Not for everyone, but if you can get a long-term loan for 3.25% the odds are decent that you can do better than that with your normal AA. Kind of like taking a withdrawal rate of 3.25% from your retirement portfolio.
I think your idea is as good as anyone else's.I would like to hear your opinion on what specific counterarguments people have to his advice.
I can understand that an 8% return is no longer a reasonable expectation. But what other specific problems do you see with someone holding a large mortgage, especially during retirement.
We are considering selling our home and buying a new smaller home right before retirement. Instead of putting money in the home and buying it outright, we are thinking of only putting 20% down and financing the rest, assuming interest rates stay relatively low and still less than our expected rate of return on investments. At that time, it would give us some taxable funds that we could use for Roth conversions of our IRAs, which we want to maximize before RMDs kick in. It would also give us the tax deductions which would help with our taxes during that time and some extra funds for the kids' college education.
We are thinking we would carry the mortgage until DH or I pass away, and the tax rate changes to single. At that time, the survivor could use life insurance proceeds to pay off the mortgage and probably take the standard deduction on taxes instead of itemizing.
For us, I think there is a case to be made for carrying this mortgage even though we could pay for the home in cash. Although it feels "good" to have the home paid off, it might be smarter to get the flexibility to use the cash during that time period to do the Roth conversions.
What do you think?
Do you just have a HELOC or do you have HELOC and mortgage?
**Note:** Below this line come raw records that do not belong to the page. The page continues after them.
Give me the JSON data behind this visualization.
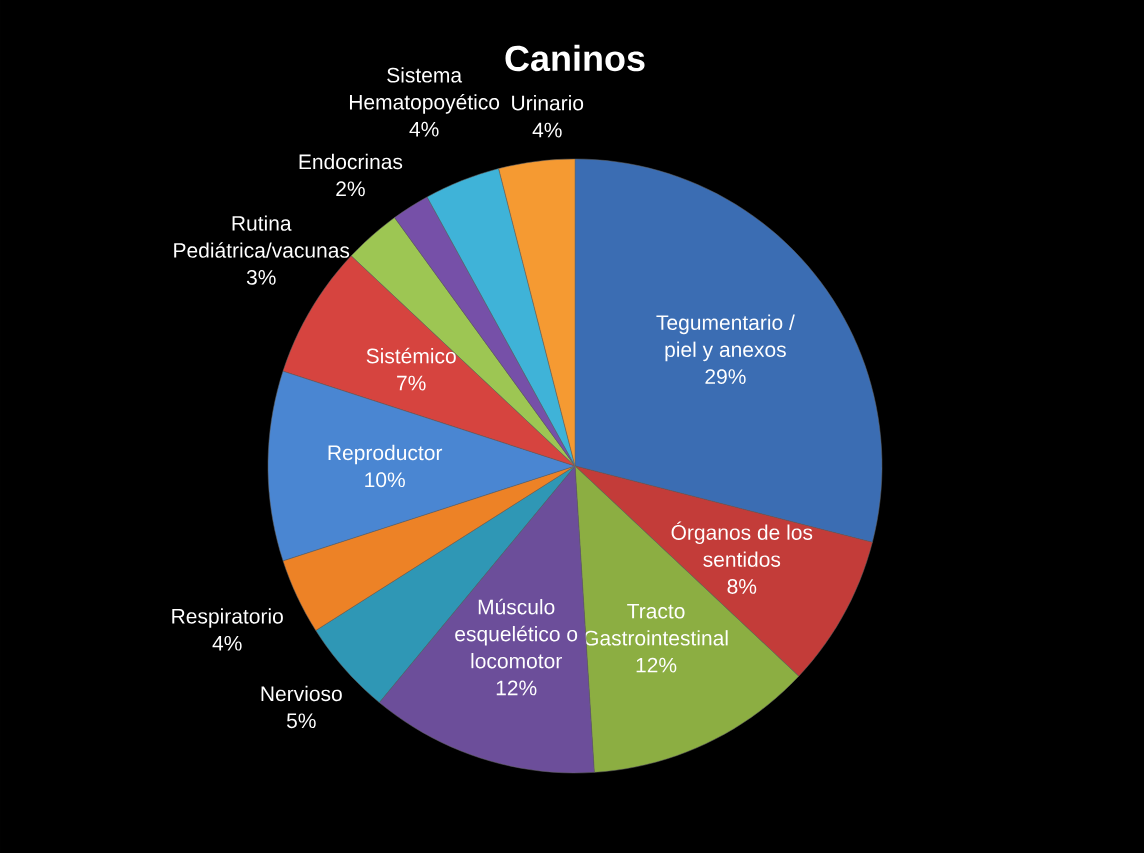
{
  "chart_data": {
    "type": "pie",
    "title": "Caninos",
    "categories": [
      "Tegumentario / piel y anexos",
      "Órganos de los sentidos",
      "Tracto Gastrointestinal",
      "Músculo esquelético o locomotor",
      "Nervioso",
      "Respiratorio",
      "Reproductor",
      "Sistémico",
      "Rutina Pediátrica/vacunas",
      "Endocrinas",
      "Sistema Hematopoyético",
      "Urinario"
    ],
    "values": [
      29,
      8,
      12,
      12,
      5,
      4,
      10,
      7,
      3,
      2,
      4,
      4
    ],
    "value_labels": [
      "29%",
      "8%",
      "12%",
      "12%",
      "5%",
      "4%",
      "10%",
      "7%",
      "3%",
      "2%",
      "4%",
      "4%"
    ],
    "colors": [
      "#3b6db3",
      "#c33c39",
      "#8cae42",
      "#6c4e9a",
      "#2f97b5",
      "#ed8226",
      "#4a86d2",
      "#d6443f",
      "#9dc653",
      "#7650a8",
      "#3fb3d8",
      "#f59a32"
    ]
  }
}
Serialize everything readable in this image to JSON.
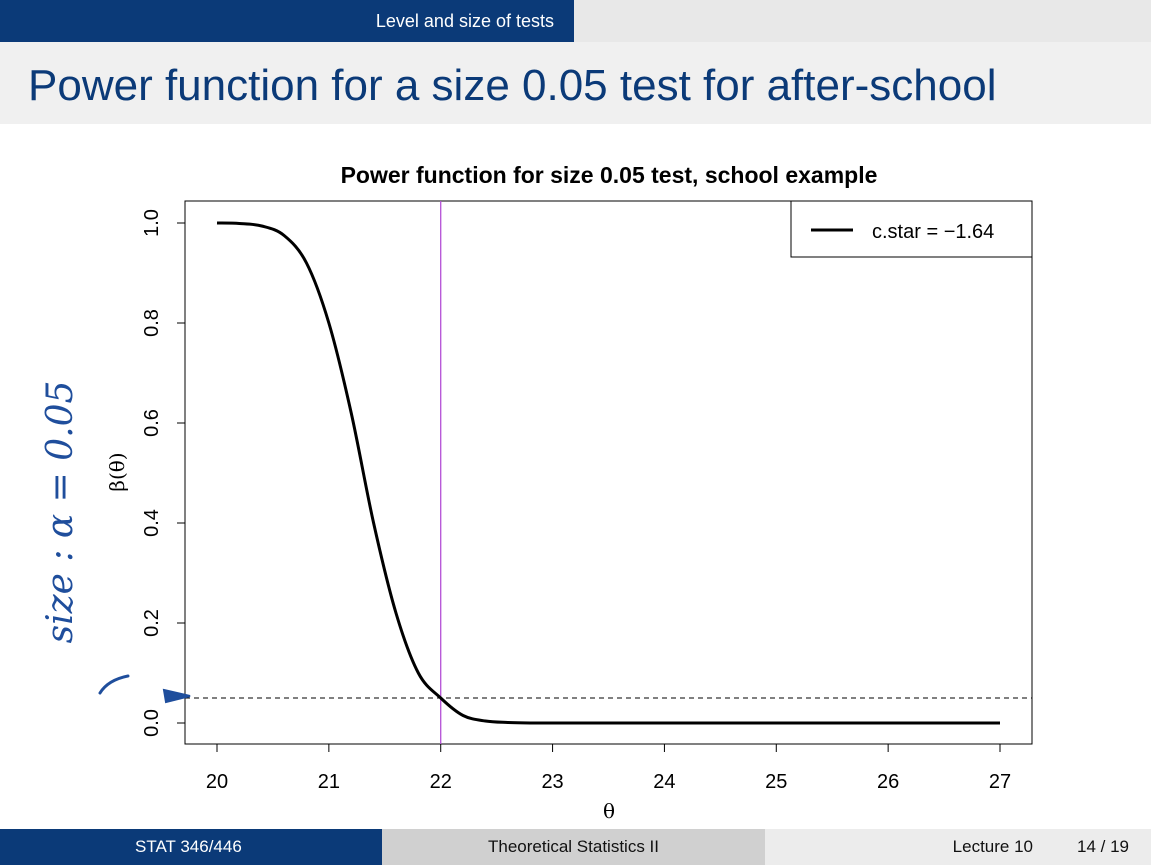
{
  "header": {
    "section": "Level and size of tests",
    "title": "Power function for a size 0.05 test for after-school"
  },
  "footer": {
    "course": "STAT 346/446",
    "subject": "Theoretical Statistics II",
    "lecture": "Lecture 10",
    "page": "14 / 19"
  },
  "annotation": {
    "handwritten": "size : α = 0.05"
  },
  "colors": {
    "accent": "#0b3a78",
    "vline": "#b44fd6",
    "annotation": "#1f4e9c"
  },
  "chart_data": {
    "type": "line",
    "title": "Power function for size 0.05 test, school example",
    "xlabel": "θ",
    "ylabel": "β(θ)",
    "xlim": [
      20,
      27
    ],
    "ylim": [
      0,
      1
    ],
    "xticks": [
      "20",
      "21",
      "22",
      "23",
      "24",
      "25",
      "26",
      "27"
    ],
    "yticks": [
      "0.0",
      "0.2",
      "0.4",
      "0.6",
      "0.8",
      "1.0"
    ],
    "legend": {
      "position": "top-right",
      "entries": [
        "c.star =  −1.64"
      ]
    },
    "series": [
      {
        "x": [
          20.0,
          20.2,
          20.4,
          20.6,
          20.8,
          21.0,
          21.2,
          21.4,
          21.6,
          21.8,
          22.0,
          22.2,
          22.4,
          22.6,
          22.8,
          23.0,
          24.0,
          25.0,
          26.0,
          27.0
        ],
        "y": [
          1.0,
          0.999,
          0.994,
          0.975,
          0.92,
          0.8,
          0.62,
          0.4,
          0.22,
          0.1,
          0.05,
          0.015,
          0.004,
          0.001,
          0.0,
          0.0,
          0.0,
          0.0,
          0.0,
          0.0
        ]
      }
    ],
    "reference_lines": [
      {
        "orientation": "vertical",
        "x": 22
      },
      {
        "orientation": "horizontal",
        "y": 0.05,
        "style": "dashed"
      }
    ]
  }
}
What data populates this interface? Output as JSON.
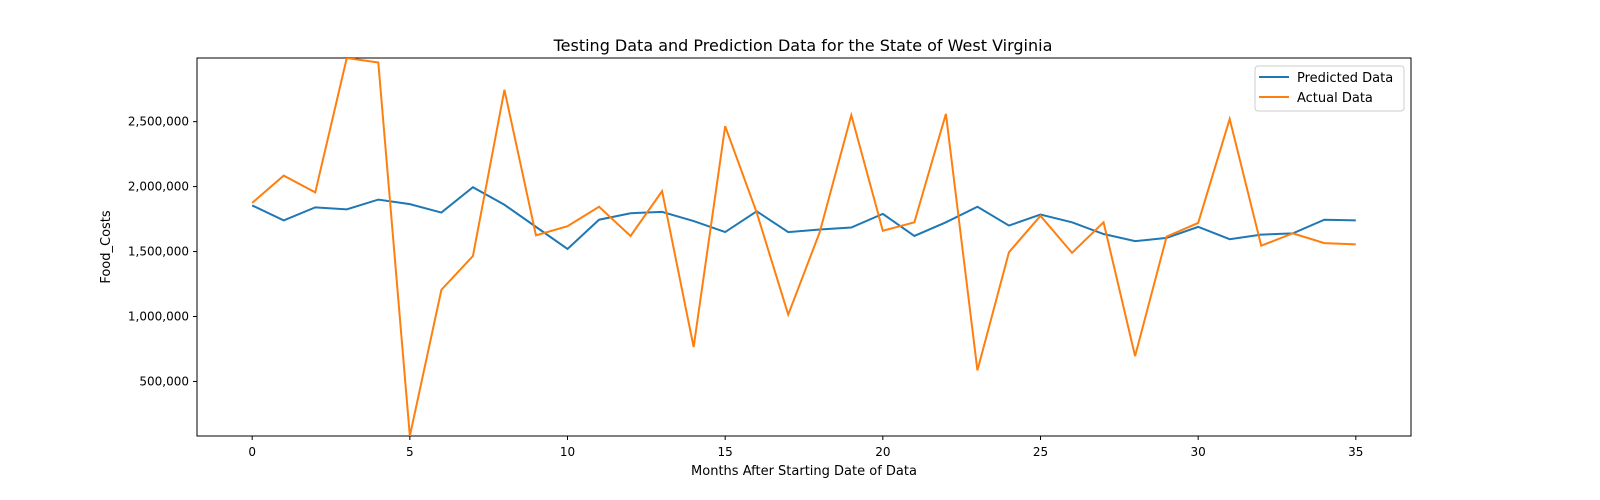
{
  "chart_data": {
    "type": "line",
    "title": "Testing Data and Prediction Data for the State of West Virginia",
    "xlabel": "Months After Starting Date of Data",
    "ylabel": "Food_Costs",
    "xlim": [
      -1.75,
      36.75
    ],
    "ylim": [
      80000,
      2990000
    ],
    "x_ticks": [
      0,
      5,
      10,
      15,
      20,
      25,
      30,
      35
    ],
    "x_tick_labels": [
      "0",
      "5",
      "10",
      "15",
      "20",
      "25",
      "30",
      "35"
    ],
    "y_ticks": [
      500000,
      1000000,
      1500000,
      2000000,
      2500000
    ],
    "y_tick_labels": [
      "500,000",
      "1,000,000",
      "1,500,000",
      "2,000,000",
      "2,500,000"
    ],
    "grid": false,
    "legend_position": "upper right",
    "x": [
      0,
      1,
      2,
      3,
      4,
      5,
      6,
      7,
      8,
      9,
      10,
      11,
      12,
      13,
      14,
      15,
      16,
      17,
      18,
      19,
      20,
      21,
      22,
      23,
      24,
      25,
      26,
      27,
      28,
      29,
      30,
      31,
      32,
      33,
      34,
      35
    ],
    "series": [
      {
        "name": "Predicted Data",
        "color": "#1f77b4",
        "values": [
          1855000,
          1740000,
          1840000,
          1825000,
          1900000,
          1865000,
          1800000,
          1995000,
          1860000,
          1690000,
          1520000,
          1745000,
          1795000,
          1805000,
          1735000,
          1650000,
          1810000,
          1650000,
          1670000,
          1685000,
          1790000,
          1620000,
          1725000,
          1845000,
          1700000,
          1785000,
          1725000,
          1635000,
          1580000,
          1605000,
          1690000,
          1595000,
          1630000,
          1640000,
          1745000,
          1740000
        ]
      },
      {
        "name": "Actual Data",
        "color": "#ff7f0e",
        "values": [
          1875000,
          2085000,
          1955000,
          2990000,
          2955000,
          80000,
          1205000,
          1465000,
          2745000,
          1625000,
          1695000,
          1845000,
          1620000,
          1965000,
          765000,
          2465000,
          1800000,
          1015000,
          1650000,
          2550000,
          1660000,
          1725000,
          2560000,
          585000,
          1495000,
          1775000,
          1490000,
          1725000,
          695000,
          1615000,
          1720000,
          2520000,
          1545000,
          1640000,
          1565000,
          1555000
        ]
      }
    ]
  }
}
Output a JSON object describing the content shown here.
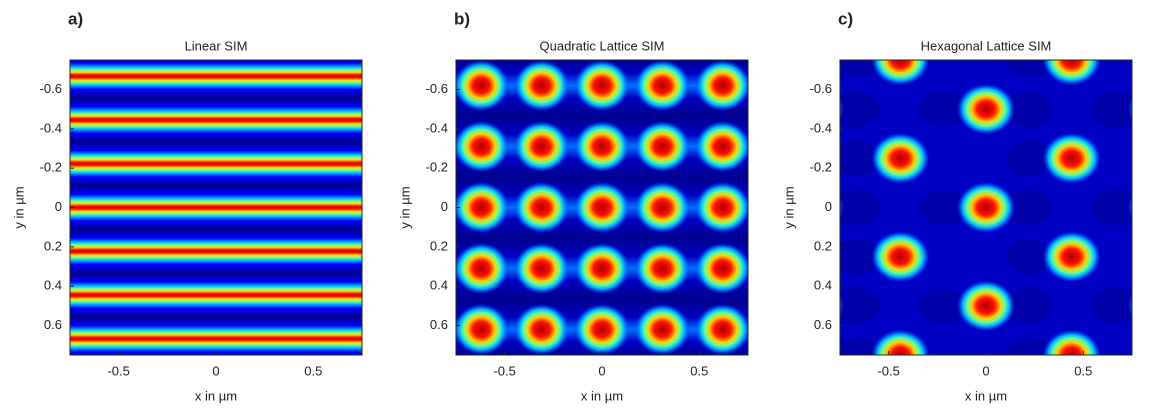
{
  "chart_data": [
    {
      "type": "heatmap",
      "pattern": "linear",
      "panel_label": "a)",
      "title": "Linear SIM",
      "x_label": "x in µm",
      "y_label": "y in µm",
      "xlim": [
        -0.75,
        0.75
      ],
      "ylim": [
        -0.75,
        0.75
      ],
      "y_reversed": true,
      "xticks": [
        -0.5,
        0,
        0.5
      ],
      "yticks": [
        -0.6,
        -0.4,
        -0.2,
        0,
        0.2,
        0.4,
        0.6
      ]
    },
    {
      "type": "heatmap",
      "pattern": "quadratic",
      "panel_label": "b)",
      "title": "Quadratic Lattice SIM",
      "x_label": "x in µm",
      "y_label": "y in µm",
      "xlim": [
        -0.75,
        0.75
      ],
      "ylim": [
        -0.75,
        0.75
      ],
      "y_reversed": true,
      "xticks": [
        -0.5,
        0,
        0.5
      ],
      "yticks": [
        -0.6,
        -0.4,
        -0.2,
        0,
        0.2,
        0.4,
        0.6
      ]
    },
    {
      "type": "heatmap",
      "pattern": "hexagonal",
      "panel_label": "c)",
      "title": "Hexagonal Lattice SIM",
      "x_label": "x in µm",
      "y_label": "y in µm",
      "xlim": [
        -0.75,
        0.75
      ],
      "ylim": [
        -0.75,
        0.75
      ],
      "y_reversed": true,
      "xticks": [
        -0.5,
        0,
        0.5
      ],
      "yticks": [
        -0.6,
        -0.4,
        -0.2,
        0,
        0.2,
        0.4,
        0.6
      ]
    }
  ]
}
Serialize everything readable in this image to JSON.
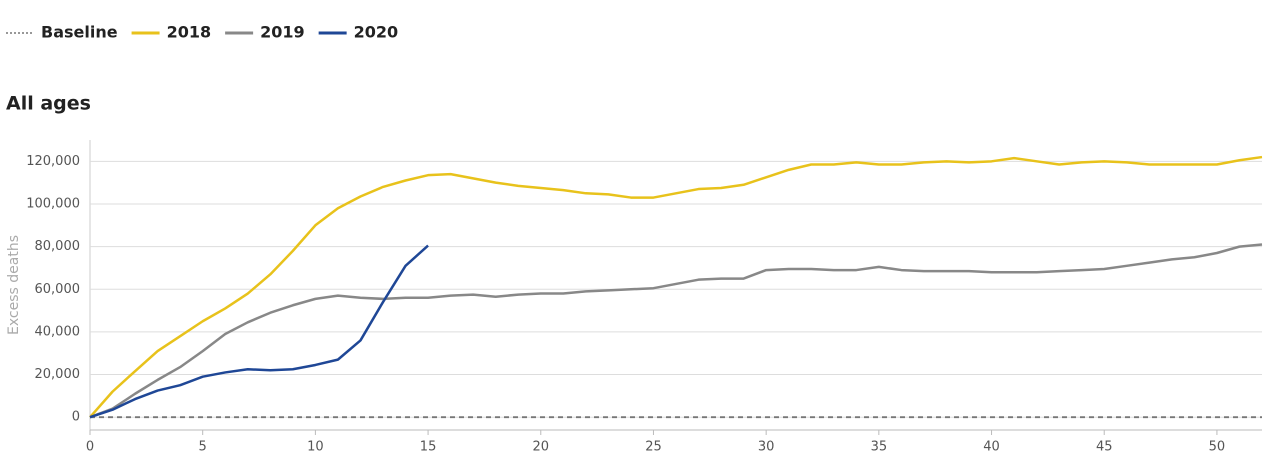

Your statement above implies that you've only paid $20 in interest - and that would have to be a really small loan for that to be the interest on even one months payment. (Maybe you haven't made your first mortgage payment?)
I'm just trying to figure this out.
We're likely to get a HELOC before I retire... just for cash flow purposes or at least options of cash flow.... But we're also likely to pay off our mortgage at the time my husband retires - but it's getting close to done already... so that's more the peace of mind thing.
I'm not trying to pick a fight - just trying to figure out how you can have a mortgage and HELOC invested - and only be paying $20 in interest.... What period of time is this $20?
Not $20, that was a typo for $20k. The $80k and $100k were correct, and the difference was the $20k.
The HELOC was simultaneous with the mortgage, up to $160k initially I think. I had to keep dropping the amount to get the last two refis. Now I have no HELOC until I can get something at a decent rate, though some of it was taken care of with a cash-out refi.
It can be difficult to get any loan after retirement, so it might be wise to hang on to the mortgage if that works for you. We've had a few threads on that. Home purchase interest is also easier to deduct (and is the only home equity interest deductible for AMT) than HELOC interest. I have to divide up my current mortgage into purchase/$100k equity/investment in order to deduct it on regular taxes, and purchase/investment for AMT.
How is that division achieved, if you don't mind?